7) I have no problem with the term “gay” or “homosexual” being used in texts. If it’s appropriate to mention a prominent civil rights leader’s race, then maybe it’s appropriate to mention a particular person’s orientation … in context. We don’t need to dwell on sexual mechanics (which Montana plans to do, apparently). We don’t need to teach future gay people they need to embrace the political Left. We don’t need to confuse children with problems they can’t possibly understand at that age. Sexual orientation arises. Believe me. I tried my best not to be gay. It ran afoul of everything I believed at the time, and the life I had mapped out for myself. Having someone telling me “it’s OK. Come over to our side.” seems tantamount to the creepy man standing next to the paneled van offering children candy.
8) And this might “squick” some people, so you may not want to read this last part. This addresses young boys in particular. Puberty is difficult for boys. Male hormones dictate entire realities for years for some. At best, the urge to engage in sexual activity at a biological level is very strong for most. Many young men have “experimented,” then realized they are straight after all. Why? Because other boys are much more likely to engage in sexual activity than young girls. Ever seen the movie American Pie? Then you know what I’m talking about. And, if you are the owner of a penis, I hardly need you to acknowledge this fact.

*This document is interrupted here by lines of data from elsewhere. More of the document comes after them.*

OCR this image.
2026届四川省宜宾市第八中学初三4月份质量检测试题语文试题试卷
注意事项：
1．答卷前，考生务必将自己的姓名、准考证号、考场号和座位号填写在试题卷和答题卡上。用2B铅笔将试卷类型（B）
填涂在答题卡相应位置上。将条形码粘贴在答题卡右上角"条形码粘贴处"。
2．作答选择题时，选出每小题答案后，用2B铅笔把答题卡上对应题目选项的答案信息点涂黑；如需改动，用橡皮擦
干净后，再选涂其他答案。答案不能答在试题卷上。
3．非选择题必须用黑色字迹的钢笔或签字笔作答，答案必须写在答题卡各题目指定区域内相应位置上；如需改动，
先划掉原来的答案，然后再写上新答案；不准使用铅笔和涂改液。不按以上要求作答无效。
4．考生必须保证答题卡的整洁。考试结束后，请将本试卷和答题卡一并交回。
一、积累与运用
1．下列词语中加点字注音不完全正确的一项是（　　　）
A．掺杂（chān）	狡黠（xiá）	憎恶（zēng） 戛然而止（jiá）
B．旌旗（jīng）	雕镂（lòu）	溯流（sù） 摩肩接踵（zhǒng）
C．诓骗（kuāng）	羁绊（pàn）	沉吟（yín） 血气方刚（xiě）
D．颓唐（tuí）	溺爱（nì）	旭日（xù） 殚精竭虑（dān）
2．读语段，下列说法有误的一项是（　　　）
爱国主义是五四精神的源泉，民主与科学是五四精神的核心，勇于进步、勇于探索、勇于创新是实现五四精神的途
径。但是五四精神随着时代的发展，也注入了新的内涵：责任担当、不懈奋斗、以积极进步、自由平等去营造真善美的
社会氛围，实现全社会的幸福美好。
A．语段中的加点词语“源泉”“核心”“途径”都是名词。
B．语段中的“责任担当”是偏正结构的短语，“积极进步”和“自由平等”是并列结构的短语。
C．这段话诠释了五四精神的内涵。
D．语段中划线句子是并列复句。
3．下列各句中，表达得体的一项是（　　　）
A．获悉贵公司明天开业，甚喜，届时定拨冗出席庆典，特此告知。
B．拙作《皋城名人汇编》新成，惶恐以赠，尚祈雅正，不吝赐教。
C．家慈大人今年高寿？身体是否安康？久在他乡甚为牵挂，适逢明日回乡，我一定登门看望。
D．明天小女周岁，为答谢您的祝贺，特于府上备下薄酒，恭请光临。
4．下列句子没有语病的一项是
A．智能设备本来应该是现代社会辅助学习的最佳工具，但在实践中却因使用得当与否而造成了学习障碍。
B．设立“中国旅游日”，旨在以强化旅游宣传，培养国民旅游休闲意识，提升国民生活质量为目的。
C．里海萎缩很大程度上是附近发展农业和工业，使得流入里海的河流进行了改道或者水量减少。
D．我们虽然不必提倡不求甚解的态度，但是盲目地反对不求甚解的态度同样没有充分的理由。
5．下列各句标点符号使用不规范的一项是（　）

Young men masturbate – many of them – as soon as they discover they can. And they do so up to multiple times per day. Even straight young men talk about these things to each other. It isn’t a stretch to imagine, if one is taught about certain sexual activities, someone in the throes of sexual and hormonal confusion might be more likely to act on them. I know this is an unpopular opinion among gay people, but we do not need to create artificial homosexuals; even temporary ones. If a young man, eager to explore his sexuality with the only available partner, is pushed into activity he may come to regret, it seems to me he is much more likely to end up hating gay people than tolerating them.
Sex, and sexuality of all orientations, is a natural function of being. Disagree if you want to, but that’s your head in the sand, not mine. However, we don’t need to egg it on. There’s nothing wrong with abstinence. There’s nothing wrong with holding off on sexual expression until one is ready to make mature decisions about it. And there’s certainly nothing wrong with strengthening any family unit by encouraging such discussion to take place where it should: at home.